“La réponse post-quantique de Bitcoin en trois semaines a été plus rapide que n’importe quel débat protocolaire dont je me souvienne”, a écrit Anastasia Marchenkova, chercheuse et analyste en informatique quantique, dans un article du 21 avril.
La spécialiste a dressé une chronologie des événements récents à travers lesquels, selon son analyse, ont transformé en quelques semaines un long débat technique en une discussion urgente qui a débouché sur des propositions concrètes sur la table.
Selon Marchenkova, ce qui a accéléré le débat post-quantique dans l’écosystème, ce sont deux papiers publié le 30 mars qui réduisait considérablement les estimations du matériel quantique nécessaire pour compromettre la cryptographie Bitcoin.
Le premier, tel que rapporté par CriptoNoticias, de Google Quantum AI, qui estimait que moins de 500 000 qubits physiques suffiraient à briser le système ECDSAutilisé dans Bitcoin et Ethereum, en neuf minutes environ.
Le deuxième article indiqué par Marchenkova provient du California Institute of Technology (Caltech) et de la société Oratomic, elle a noté que l’algorithme de Shor (la procédure mathématique qu’un ordinateur quantique utiliserait pour dériver des clés privées) pourrait être exécuté avec seulement 10 000 qubits d’atomes neutres reconfigurables.
Selon Marchenkova, les événements se sont déroulés à une vitesse inhabituelle.
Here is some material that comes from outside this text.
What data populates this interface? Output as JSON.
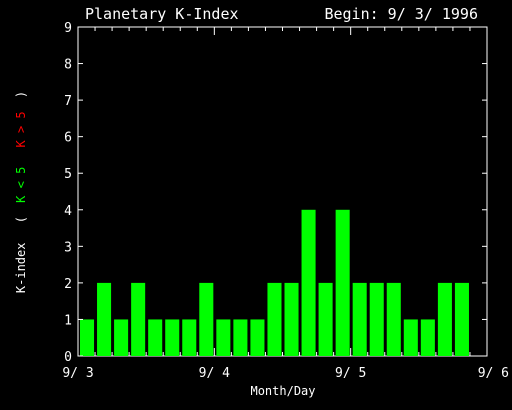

Le 7 avril, Adam Back, co-fondateur de Blockstream, a déclaré que Bitcoin a encore « une décennie pour migrer » aux clés résistantes aux quantiques. Le même jour, la société Cloudflare a annoncé son propre plan de migration post-quantique pour 2029, citant le papiers de Google Quantum AI et celui du Caltech Institute comme déclencheur. Ils ont fait de même avec Grayscale et Coinbase.
De même, le 9 avril, poursuit Marchenkova, un développeur de StarkWare a publié une proposition de migration basée sur des fonctions de hachage qui ne nécessite pas de modification du protocole Bitcoin, bien que cela implique un coût de calcul compris entre 75 et 150 USD par transaction.
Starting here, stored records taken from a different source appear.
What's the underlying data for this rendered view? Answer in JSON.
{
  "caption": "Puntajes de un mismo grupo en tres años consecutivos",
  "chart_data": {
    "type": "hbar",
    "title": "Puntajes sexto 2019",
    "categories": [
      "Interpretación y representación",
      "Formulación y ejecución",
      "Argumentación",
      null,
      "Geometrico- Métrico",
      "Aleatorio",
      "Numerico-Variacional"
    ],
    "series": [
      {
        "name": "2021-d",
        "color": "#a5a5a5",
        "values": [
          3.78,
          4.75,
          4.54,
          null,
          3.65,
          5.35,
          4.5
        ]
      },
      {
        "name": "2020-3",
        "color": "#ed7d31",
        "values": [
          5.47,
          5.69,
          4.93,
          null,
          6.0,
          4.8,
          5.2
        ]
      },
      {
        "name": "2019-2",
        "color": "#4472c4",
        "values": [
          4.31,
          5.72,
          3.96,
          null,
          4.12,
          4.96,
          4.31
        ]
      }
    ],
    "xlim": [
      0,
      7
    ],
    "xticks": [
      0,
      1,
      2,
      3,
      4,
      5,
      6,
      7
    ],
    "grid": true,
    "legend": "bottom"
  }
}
Le BIP-361 : la proposition mise en avant par Marchenkova
La spécialiste de l’informatique quantique a mis en avant dans sa chronologie BIP-361, une proposition d’amélioration du Bitcoin présentée le 14 avril par le développeur Jameson Lopp et cinq autres co-auteurs. Le BIP-361 établit trois phases :
- La première permet une migration volontaire vers des signatures quantiques résistantes aux ordinateurs.
- La seconde invalide les signatures existantes (le système ECDSA et les signatures Schnorr actuelles) cinq ans après leur activation, ce qui affecterait environ 1,7 million de BTC à des adresses avec des clés publiques exposées, y compris des fonds inutilisés attribués à Satoshi Nakamoto.
- Le troisième intègre un mécanisme de preuve cryptographique afin que les détenteurs de clés non exposées puissent migrer sans les révéler.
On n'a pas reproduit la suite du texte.